The growth rate of total export turnover was 7%, higher than the goal of 1%. The unemployment rate of working-age people in urban areas was 3.88%, lower than the 4.39% goal. The GDP growth rate and CPI growth rate were 2.91% and 3.23%, around the expected goals of 2-3% and less than 4% respectively. The export surplus was USD20bn, higher than the USD7bn goal and the proportion of the population participating in the health insurance programme was 90.85%, higher than the goals of 90.7%.
According to the governmental report, Vietnam’s economy has shown positive signs. Priority loans have been given to businesses and manufacturers. The authorities also asked banks to support customers who are badly affected by the pandemic in order to recover the economy.
The total import-export revenue reached USD545.4bn, an increase of 5.35% on the previous year and 1.8% higher than the goal. Vietnam has had a trade surplus for five consecutive years.
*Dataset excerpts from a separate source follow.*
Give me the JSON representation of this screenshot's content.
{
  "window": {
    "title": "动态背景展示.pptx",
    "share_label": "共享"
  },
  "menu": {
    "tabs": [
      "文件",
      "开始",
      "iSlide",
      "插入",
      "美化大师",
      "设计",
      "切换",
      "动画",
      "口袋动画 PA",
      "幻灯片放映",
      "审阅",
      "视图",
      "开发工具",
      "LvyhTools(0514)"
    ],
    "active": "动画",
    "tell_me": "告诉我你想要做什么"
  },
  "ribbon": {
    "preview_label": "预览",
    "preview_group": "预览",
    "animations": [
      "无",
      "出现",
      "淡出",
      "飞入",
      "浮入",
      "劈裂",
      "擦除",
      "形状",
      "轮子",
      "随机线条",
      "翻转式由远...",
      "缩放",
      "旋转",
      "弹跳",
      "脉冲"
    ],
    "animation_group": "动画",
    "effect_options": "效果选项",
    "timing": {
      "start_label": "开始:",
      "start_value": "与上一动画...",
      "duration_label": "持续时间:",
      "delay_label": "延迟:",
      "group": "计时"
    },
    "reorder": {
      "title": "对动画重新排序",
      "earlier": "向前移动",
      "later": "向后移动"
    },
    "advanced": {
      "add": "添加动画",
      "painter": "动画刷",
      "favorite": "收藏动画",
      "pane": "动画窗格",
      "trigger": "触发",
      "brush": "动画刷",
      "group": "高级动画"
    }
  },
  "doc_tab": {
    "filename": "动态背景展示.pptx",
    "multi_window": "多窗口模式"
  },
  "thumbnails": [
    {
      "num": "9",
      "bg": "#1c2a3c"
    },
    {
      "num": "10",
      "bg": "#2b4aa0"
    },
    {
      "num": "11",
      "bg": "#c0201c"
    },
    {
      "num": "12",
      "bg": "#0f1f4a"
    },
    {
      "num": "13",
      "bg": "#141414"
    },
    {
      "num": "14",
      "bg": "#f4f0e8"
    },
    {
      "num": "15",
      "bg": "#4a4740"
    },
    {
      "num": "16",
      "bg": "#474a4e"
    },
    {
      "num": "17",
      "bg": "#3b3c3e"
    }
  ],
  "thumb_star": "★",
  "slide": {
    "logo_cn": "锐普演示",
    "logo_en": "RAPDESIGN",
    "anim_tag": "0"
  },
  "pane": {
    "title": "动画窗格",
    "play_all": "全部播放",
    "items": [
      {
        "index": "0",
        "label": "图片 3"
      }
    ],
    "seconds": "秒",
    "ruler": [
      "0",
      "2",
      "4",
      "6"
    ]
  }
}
In 2020, the government carried out economic restructuring to improve competitiveness and achieved positive results. However, there are still many shortcomings. For example, the growth rate is still low despite the potential and is unsustainable. There is a lack of human resources and integrated infrastructure of the country. The economic restructuring process is too slow and the economy needs to be prepared more for unusual global events.
The Covid-19 pandemic has had a severe impact on the economy. The government pointed out that some support policies for the general public and businesses have expired and some other policies need to be revised to be more suitable for 2021.